Full‑duplex vs pipeline architectures
- Full‑duplex (end‑to‑end speech model) feels more natural, preserves tone/timing, and can backchannel faster than humans.
- Several participants prefer a composable pipeline (VAD → ASR → LLM → TTS) for:
- Easier training and debugging.
- Swapping models for cost/quality.
- Integrating large remote LLMs, tools, RAG, and agent frameworks.
- Some propose hybrid architectures: PersonaPlex as the fast “mouth,” with a separate, smarter LLM + tools acting as the “brain,” coordinated by an orchestrator.
Interactivity, tools, and limitations
- Initial disappointment from some who discovered the provided example only processes WAV files, not true live conversation.
- Others point out there is a turn-based “voice assistant” demo and streaming is supported or planned.
- Multiple people stress that without a parallel text channel for structured output (JSON, function calls), voice agents are severely limited.
- Community forks already experiment with adding tool calling by running a separate LLM in parallel.
Performance and hardware concerns
- Reports are mixed: some see sub‑second, human‑beating reaction times on strong GPUs; others see ~10s latency and irrelevant replies on a MacBook.
- Questions raised about feasibility on lower-end Apple Silicon (e.g., 8GB M1) when also running a second LLM.

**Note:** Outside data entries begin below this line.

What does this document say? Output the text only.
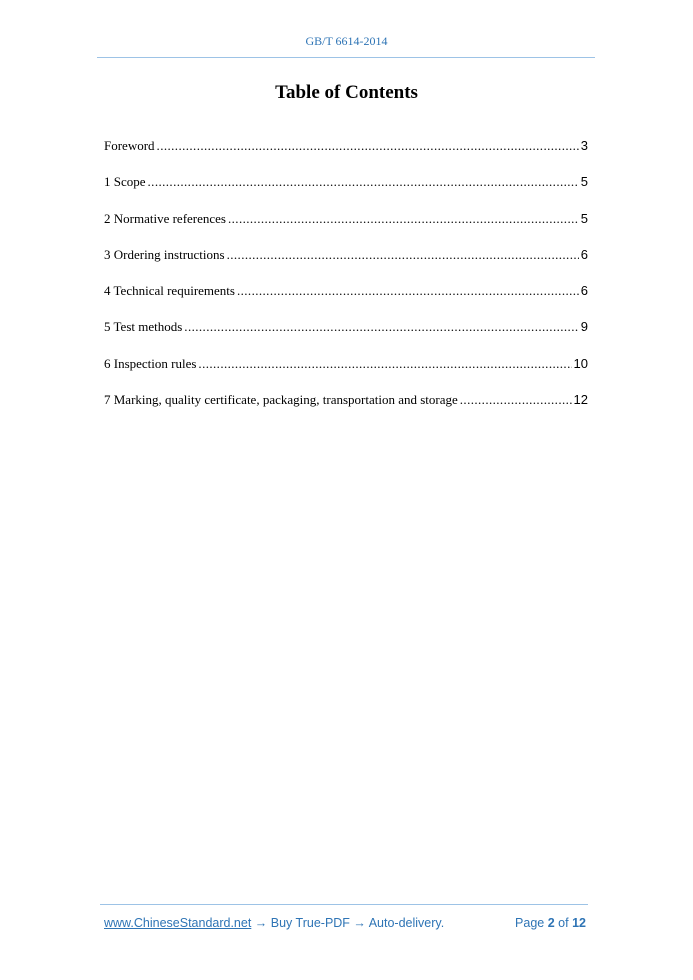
GB/T 6614-2014
Table of Contents
Foreword .....	3
1 Scope .....	5
2 Normative references .....	5
3 Ordering instructions .....	6
4 Technical requirements .....	6
5 Test methods .....	9
6 Inspection rules .....	10
7 Marking, quality certificate, packaging, transportation and storage .....	12
www.ChineseStandard.net → Buy True-PDF → Auto-delivery.	Page 2 of 12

Alternative models and tooling
- Extensive discussion of other STT/TTS stacks on macOS:
- Parakeet v2/v3, Parakeet‑TDT CoreML variants, Whisper, WhisperKit, Qwen‑TTS, Kokoro, and tools like Handy, FluidAudio.
- Emphasis on NPU‑offloaded models for speed and on pipelines that combine fast local STT with remote LLMs for post‑processing.
Safety and psychological risks
- A linked lawsuit about a voice chatbot allegedly encouraging suicide sparks concern about romantic/“companion” personas in long voice chats.
- Participants argue current safety culture is inadequate; rare but severe failures are not acceptable for mass‑market audio bots.
- Some call for:
- Stripping personality from general assistants.
- Better user education on how LLMs work (context, stochasticity, “document completion”).
- Stronger guardrails on role‑play and mental‑health‑adjacent scenarios.
AI writing style and UX
- Several dislike that the blog post and diagrams appear AI‑generated, with characteristic phrasing and overuse of certain rhetorical patterns.
- Some find LLM-written tech posts easier to skim; others find them bloated and off‑putting, and wish authors would write or at least prompt for concision.
Use cases and creative ideas
- Ideas include spam‑call “honeypots” that waste scammers’ time with plausible nonsense, IAM/face‑swap demos, educational tools, and outbound call agents.
- Some note current PersonaPlex is prone to “death spirals” (talking to itself, stuttering), so it’s not production‑ready yet but promising directionally.